Conference rusure::math

        Yes. :-)
        
        Dan

I figured that out but can't come up with a good method of finding
integers m and n such that m/n = i/o.  Any suggestions?

tom_p

    Re .0, .2:
    
    If you divide o by i, you'll get some fraction, yes?  Like 4/3 or 12/8,
    or whatever?  Just reduce that fraction to simplest form (divide
    numerator and denominator by their greatest common divisor).  That
    gives you p/q.  p is the number of times the small circle's tangent
    point touches the larger circle before returning to its starting point. 
    q is the number of times the small circle touches the big circle's
    original tangent point before the original tangents come together
    again.  I think p-q is the number of revolutions the small circle makes
    as seen by a fixed observer.
    
    
    				-- edp

That works ok if o and i are both integers.

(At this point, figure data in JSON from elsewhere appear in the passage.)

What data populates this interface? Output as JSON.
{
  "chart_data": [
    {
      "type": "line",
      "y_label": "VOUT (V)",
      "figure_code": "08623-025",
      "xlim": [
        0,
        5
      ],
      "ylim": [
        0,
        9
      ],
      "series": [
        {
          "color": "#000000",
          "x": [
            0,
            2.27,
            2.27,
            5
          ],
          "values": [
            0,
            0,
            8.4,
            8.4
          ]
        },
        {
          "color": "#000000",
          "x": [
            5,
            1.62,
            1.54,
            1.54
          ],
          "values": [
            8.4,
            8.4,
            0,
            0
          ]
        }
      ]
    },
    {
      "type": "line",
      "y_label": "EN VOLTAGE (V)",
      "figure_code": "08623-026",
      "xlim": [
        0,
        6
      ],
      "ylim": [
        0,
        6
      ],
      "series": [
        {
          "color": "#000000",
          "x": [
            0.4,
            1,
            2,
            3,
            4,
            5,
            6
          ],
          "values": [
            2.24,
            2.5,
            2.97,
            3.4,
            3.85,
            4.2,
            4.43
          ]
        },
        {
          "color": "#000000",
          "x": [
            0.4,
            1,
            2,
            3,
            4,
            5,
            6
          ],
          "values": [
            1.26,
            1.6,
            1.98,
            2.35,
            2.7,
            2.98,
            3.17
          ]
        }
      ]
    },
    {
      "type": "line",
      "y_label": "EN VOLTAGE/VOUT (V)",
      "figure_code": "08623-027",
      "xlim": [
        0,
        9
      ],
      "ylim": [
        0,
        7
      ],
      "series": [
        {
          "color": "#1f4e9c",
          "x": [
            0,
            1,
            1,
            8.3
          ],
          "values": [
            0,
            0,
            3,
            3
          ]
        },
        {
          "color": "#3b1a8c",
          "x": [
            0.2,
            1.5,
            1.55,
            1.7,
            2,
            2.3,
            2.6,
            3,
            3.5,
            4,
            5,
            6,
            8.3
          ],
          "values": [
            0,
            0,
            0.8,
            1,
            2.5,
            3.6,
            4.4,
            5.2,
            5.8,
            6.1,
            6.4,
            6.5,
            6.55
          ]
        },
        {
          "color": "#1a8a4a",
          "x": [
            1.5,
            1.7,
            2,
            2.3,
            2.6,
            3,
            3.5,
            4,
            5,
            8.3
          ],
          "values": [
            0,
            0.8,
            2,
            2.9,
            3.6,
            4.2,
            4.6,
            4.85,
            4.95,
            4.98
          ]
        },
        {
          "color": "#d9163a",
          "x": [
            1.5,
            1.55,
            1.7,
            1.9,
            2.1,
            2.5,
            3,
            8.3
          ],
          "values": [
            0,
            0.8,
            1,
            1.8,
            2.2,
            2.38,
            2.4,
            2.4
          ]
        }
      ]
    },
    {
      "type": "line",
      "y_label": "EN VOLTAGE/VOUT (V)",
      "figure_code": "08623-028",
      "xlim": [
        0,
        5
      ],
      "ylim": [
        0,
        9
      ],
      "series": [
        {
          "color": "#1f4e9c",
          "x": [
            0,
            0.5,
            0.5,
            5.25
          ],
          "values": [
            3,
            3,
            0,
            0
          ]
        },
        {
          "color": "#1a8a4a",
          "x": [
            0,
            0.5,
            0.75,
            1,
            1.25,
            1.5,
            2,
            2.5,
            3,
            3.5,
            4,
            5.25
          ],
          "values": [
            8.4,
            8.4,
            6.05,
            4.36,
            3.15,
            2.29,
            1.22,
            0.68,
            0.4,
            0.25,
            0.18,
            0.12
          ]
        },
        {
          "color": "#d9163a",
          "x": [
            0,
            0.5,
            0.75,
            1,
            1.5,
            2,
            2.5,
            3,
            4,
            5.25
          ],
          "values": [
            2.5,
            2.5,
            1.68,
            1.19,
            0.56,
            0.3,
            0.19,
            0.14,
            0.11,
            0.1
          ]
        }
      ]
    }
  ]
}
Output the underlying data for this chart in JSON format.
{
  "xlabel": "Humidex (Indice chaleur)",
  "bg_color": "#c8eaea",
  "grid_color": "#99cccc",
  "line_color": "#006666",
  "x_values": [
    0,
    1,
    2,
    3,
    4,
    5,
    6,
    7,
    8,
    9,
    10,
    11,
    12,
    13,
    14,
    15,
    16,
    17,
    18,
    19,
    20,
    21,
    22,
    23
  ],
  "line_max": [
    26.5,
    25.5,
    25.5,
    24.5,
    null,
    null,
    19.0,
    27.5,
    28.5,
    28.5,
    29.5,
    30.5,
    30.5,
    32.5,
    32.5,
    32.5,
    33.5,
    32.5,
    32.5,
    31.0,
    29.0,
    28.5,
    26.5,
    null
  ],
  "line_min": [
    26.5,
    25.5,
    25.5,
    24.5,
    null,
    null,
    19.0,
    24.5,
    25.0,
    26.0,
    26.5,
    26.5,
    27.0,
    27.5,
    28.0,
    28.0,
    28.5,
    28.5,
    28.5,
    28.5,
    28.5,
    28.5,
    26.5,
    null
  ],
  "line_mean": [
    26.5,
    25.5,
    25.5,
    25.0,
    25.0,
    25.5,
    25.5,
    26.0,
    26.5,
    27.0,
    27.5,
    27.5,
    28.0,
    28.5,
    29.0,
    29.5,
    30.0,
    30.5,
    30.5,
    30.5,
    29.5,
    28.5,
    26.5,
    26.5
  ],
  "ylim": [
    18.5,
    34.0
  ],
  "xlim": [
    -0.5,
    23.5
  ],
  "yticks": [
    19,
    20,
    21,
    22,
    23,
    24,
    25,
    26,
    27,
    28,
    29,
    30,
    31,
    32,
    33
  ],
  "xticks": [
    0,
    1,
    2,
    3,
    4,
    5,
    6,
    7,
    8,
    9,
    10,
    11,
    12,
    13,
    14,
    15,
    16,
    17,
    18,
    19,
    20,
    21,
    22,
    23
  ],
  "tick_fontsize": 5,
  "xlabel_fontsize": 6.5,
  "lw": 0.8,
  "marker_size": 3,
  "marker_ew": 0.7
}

What I've been able to come up with so far is multiplying both o and i by
10^n where n is the smallest number which will make both results
integers.  I then remove common factors resulting in p and q as in .-1.
Any better ideas?

If o/i = p/q and p and q are integers derived as above, it looks like p
is the number of full revolutions made by the small circle, q is the
number of times the small circle passes the origin on the large circle
and p+q is the number of times the origin of the small circle touches the
circumference of the large circle.

tom_p

        Let the inner circle first touch the outer circle at "3 o'clock".
        Let P be that point on the inner circler and Q be that
        point on the outer circle.
        
        The circumference of the outer circle is 2 pi o, so the
        inner circle must roll a distance of 2 pi o before it is
        again tangent at point Q.  Likewise the inner circle will
        be tangent at Q if and only if it has rolled a distance
        of 2 n pi o for some integer n.
        
        The circumference of the inner circle is 2 pi i, so the
        inner circle must roll a distance of 2 pi i before point
        P on the inner circle is again oriented at 3 o'clock. 
        Likewise the inner circle will have P oriented at 3 o'clock
        if and only if it has rolled a distance of 2 m pi i for
        some integer m.
        
        If you want both the inner circle to be tangent at Q and
        have point P be the point of tangency (i.e., for P to be
        at 3 o'clock when the inner circle is tangent at Q) then
        you must have 2 n pi o = 2 m pi i or o/i = m/n.
        
        So if o/i is irrational, you will never have both again
        once you start rolling.  If o/i is rational and equal to
        m/n then you can have both after m complete rotations
        (point P moving from 3 o'clock to 3 o'clock) of the inner
        circle and n complete rotations of the inner circle
        around the outer circle (the inner circle moving from Q
        to Q tangency).  This is true for any n and m such that
        o/i = m/n, and is true first at the starting point (sort
        of like saying m = n = 0) and next when m/n is o/i
        reduced to lowest terms.
        
        By the way, if the ratio o/i is irrational then the
        position along the outer circle at which P is oriented at
        3 o'clock do come arbitrarily close to point Q as you
        continue rolling.  In fact they are dense in the outer
        circle.
        
        Dan

    Re .4:
    
    If you have o and i in decimal form, then multiplying them by 10^n and
    then dividing by the common divisor is fine.  This presumes that o and
    i are EXACT when in decimal form, not just approximations.  If these
    are only approximations, the answer will be incorrect, at least if you
    want to know exactly when the circles will be back as they were.
    
    
    				-- edp

        What about a ball in a torus ?

	Alain